Der Haftbefehl wurde von der Staatsanwaltschaft im südosttürkischen Yüksekova (Provinz Hakkari) erlassen. Die Unterzeichner der Erklärung – darunter namhafte internationale Medienverbände – machen deutlich, dass der Vorwurf der „Terrorpropaganda“ in der Türkei seit Jahren systematisch eingesetzt werde, um kritische Stimmen und unabhängigen Journalismus zum Schweigen zu bringen.
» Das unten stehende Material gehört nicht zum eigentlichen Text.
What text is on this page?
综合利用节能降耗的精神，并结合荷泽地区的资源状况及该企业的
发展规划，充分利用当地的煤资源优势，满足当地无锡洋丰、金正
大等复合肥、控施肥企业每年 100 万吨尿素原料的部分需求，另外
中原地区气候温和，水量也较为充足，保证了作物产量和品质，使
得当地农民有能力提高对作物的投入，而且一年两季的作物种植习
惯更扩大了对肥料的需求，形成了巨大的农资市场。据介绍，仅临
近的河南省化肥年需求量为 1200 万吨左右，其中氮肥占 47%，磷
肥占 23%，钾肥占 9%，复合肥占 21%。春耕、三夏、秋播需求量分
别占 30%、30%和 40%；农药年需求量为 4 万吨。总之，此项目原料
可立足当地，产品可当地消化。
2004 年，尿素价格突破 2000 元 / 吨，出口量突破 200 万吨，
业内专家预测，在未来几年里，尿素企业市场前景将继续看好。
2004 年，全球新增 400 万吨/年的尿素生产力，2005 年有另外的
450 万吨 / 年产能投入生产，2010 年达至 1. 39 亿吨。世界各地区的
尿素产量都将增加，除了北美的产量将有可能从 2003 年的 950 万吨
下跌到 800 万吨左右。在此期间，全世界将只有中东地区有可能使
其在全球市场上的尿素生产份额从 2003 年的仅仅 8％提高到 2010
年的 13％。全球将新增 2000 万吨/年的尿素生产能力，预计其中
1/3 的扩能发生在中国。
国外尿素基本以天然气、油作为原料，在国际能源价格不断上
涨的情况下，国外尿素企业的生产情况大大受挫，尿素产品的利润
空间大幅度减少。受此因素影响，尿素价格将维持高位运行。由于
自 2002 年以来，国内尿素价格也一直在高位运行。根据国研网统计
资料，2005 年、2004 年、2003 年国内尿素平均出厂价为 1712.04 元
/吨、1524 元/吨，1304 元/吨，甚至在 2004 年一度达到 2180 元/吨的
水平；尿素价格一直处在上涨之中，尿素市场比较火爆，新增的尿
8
Sorge um mögliche Auslieferung aus Deutschland
Besonders alarmiert zeigen sich die Organisationen darüber, dass sich Nedim Türfent derzeit in Deutschland aufhält. Sie befürchten, dass der Haftbefehl ein Auslieferungsersuchen nach sich ziehen könnte. In der Erklärung heißt es:
„Türkei fordert seit Langem die Auslieferung von Personen, die Präsident Erdoğan kritisieren oder sich dem gemeinwohlorientierten Journalismus verpflichtet fühlen. So wurde beispielsweise 2017 – ein Jahr nach dem gescheiterten Putsch – die Auslieferung von 81 Personen aus Deutschland gefordert. Dass Türfents Visum im August 2025 ausläuft, verschärft unsere Sorge um eine mögliche Zwangsauslieferung.“
„Ein Angriff auf die Meinungsfreiheit“
Die unterzeichnenden Organisationen betonen, dass Türfent einzig und allein wegen seiner journalistischen Tätigkeit und der Ausübung seiner Meinungsfreiheit ins Visier geraten sei.
„Wir verurteilen den Haftbefehl aufs Schärfste. Er stellt einen inakzeptablen Angriff auf die Pressefreiheit dar und muss umgehend aufgehoben werden“, heißt es in der Erklärung.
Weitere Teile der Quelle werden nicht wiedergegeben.